Anadolu’nun Doğu’sunda 500 yüzyıl önce Osmanlı topraklarına katılan bu şehrin, cumhuriyet döneminden itibaren bugünkü mekânsal varlığını bulması da Doğu ve Batı gibi çelişkiler taşıyor. Osmanlı şehri olmadan önce MÖ 4000’lere uzanan geçmişinde; onlarca uygarlıkla (Hurriler, Urartular, Kimmerler, İskitler, Medler, Persler, Partlar ve halefleri, Romalılar, Bizanslılar, Sasaniler, Araplar, Saltukoğulları, Selçuklular, Moğollar, İlhanlılar, Karakoyunlular, Timurlular, Akkoyunlular, Safeviler) tanışmış bu topraklardaki ilk yapının,  5. yy.’ın başında  Roma hakimiyetinde yapılan kalesi olduğu biliniyor. Diğer önemli anıtsal yapılarınsa;  özellikle 11. yy.’dan başlayarak yapıldığını ve Saltuklu, Selçuklu, İlhanlı, Osmanlı ve Türkiye Cumhuriyeti dönemlerine ait olduğunu  belirtiyor kaynaklar. Dileyen okuyucu şehrin adını koyduktan sonra bu yapıları araştırabilir, bizim kabaca göz atmak istediğimiz; şehrin geleneksel Osmanlı şehri kimliğiyle Cumhuriyet Dönemi yapılaşmasının biçimsel çelişkisi… 16. yy.’da Osmanlı hakimiyetine geçen ve neredeyse 400 yıllık bu egemenlik döneminde islâmi yapılarla bezenen şehir, surların dışına çıksa da: Cami ile medreseler gibi dini  ve çarşı ile mağazalar gibi  ticari  merkezlere uzanan; dar, kıvrımlı ve çıkmaz yolların olduğu organik dokulu yerleşmeyle tipik bir Osmanlı kenti olarak tanımlanırken, cumhuriyetin ilanından sonra 1930’lu  yıllardaki modernleşme uygulamalarıyla farklı bir sürece girmiş. Zorunlu modernleşme planlaması  uygulamasıyla Batılı uzmanlar ülkeye davet edilmiş ve Fransız Şehirci J.H. Lambert’in hazırladığı plan, Ankara ve İstanbul’un ardından kimi büyük Anadolu kentlerine de uygulanmış ve organik dokulu yerleşime sahip olan bu şehir, geometrik dokulu bir yerleşime evrilmiş. Neslihan Kulözü Kent Araştırmaları Dergisi’ndeki ‘Bir Mekânsal Modernleşme Öyküsü: Erzurum Kenti ve Kentsel Mekânında İkili Dokunun Oluşumu’ başlıklı makalesinde  bu süreci şöyle anlatıyor: 

‘’…Köktenci modernite döneminde Ankara’nın ardından İstanbul başta olmak üzere Türkiye Cumhuriyeti’nin belli büyüklükteki kentlerine plan yaptırma zorunluluğu getirilmiştir. Bu yolla dönemde, Erzurum gibi Anadolu kentleri planlama ile tanışmıştır. Bu kapsamda, İstanbul planı için ülkeye davet edilen J.H. Lambert tarafından, 1938-1939 yıllarında günümüz Erzurum’una biçimini veren plan hazırlanmıştır.’’2

Eh artık bir Erzurum türküsü dinlemenin vakti geldi ey okuyucu ama bir kısa nottan sonra…

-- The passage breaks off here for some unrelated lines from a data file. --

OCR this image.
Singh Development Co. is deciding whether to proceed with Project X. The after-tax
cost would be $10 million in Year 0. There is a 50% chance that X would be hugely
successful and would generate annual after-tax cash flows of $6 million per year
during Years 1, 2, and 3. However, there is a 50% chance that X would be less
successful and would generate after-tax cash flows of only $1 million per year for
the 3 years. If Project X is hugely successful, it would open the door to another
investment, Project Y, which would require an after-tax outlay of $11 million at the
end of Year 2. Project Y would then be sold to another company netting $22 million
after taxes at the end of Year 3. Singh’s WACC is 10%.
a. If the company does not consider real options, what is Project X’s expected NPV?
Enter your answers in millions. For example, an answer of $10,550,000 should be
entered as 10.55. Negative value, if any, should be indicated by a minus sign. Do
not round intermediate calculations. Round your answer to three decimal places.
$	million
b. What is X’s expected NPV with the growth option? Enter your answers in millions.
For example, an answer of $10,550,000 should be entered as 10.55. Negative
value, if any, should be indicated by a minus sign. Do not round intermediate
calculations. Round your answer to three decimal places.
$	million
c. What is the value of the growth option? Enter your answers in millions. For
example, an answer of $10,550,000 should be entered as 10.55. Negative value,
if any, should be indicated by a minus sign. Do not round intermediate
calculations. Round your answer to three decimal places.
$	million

Böylece cami, medrese ve mağazalar odaklı düzensiz organik yerleşim, cumhuriyetin varlığıyla Cumhuriyet Meydanı’nı merkeze koyan geniş caddelere, kentin sosyo-kültürel gelişmesine uygun geometrik dokuya sahip bir planlı kentsel gelişmeye evrilmiş.  Ama  geleneksel organik doku ile geometrik  doku her ne kadar lineer yollarla birbirine bağlansa da Erzurum’un mekânsal varlığında, Kulözü ‘nün ‘ikili doku’ olarak dikkat çektiği  bir çelişki mevcut:   

‘’….Dolayısıyla Cumhuriyet’in ilanının ardından oluşturulmaya çalışılan kültürel değişimin bir parçası olarak köktenci modernite döneminde Erzurum’da kent mekânına yönelik izlenen yaklaşım, var olan organik kentsel dokuyla karşıtlık oluşturarak kentin genel biçimsel karakterinde ikililik ortaya çıkmasıyla sonuçlanmıştır. Erken Cumhuriyet yönetiminin belirlediği modernist meşruiyet çerçevesi doğrultusunda Lambert tarafından hazırlanan plan yönlendiriciliğinde oluşturulan geometrik doku ve 20. yy.’a kadar gelişim gösteren geleneksel organik doku üzerinden ortaya çıkan ikili kentsel doku okunabilmekte ve kentsel mekânda deneyimlenebilmektedir. ‘’3

(Erzurum  Dağları Kar ile Boran-Ruhi Su)

Bir resme bakarken ne yazık ki resmedilen nesnelerin seslerini (bir ırmağın ya da çarkın) veya bir odunun kokusunu duymayız.  Hatta bir film izlemek resme bakmaktan daha tembel işidir, diyebiliriz bu açıdan. Çünkü çarkın dönme sesini duyarız bir filmde veya eylem yapan işçilerin sloganlarını ve böylece imgelem dünyamız o kadar zorlanmaz. Neyse ki bir resmin veya filmin bir parçası gibi düşündüğümüzde kendimizi,  imgesel olarak duyu organlarımız da devreye girer ki zaten nihayetinde resme bakan toplumsal bir varlığızdır ama gizli özne olarak…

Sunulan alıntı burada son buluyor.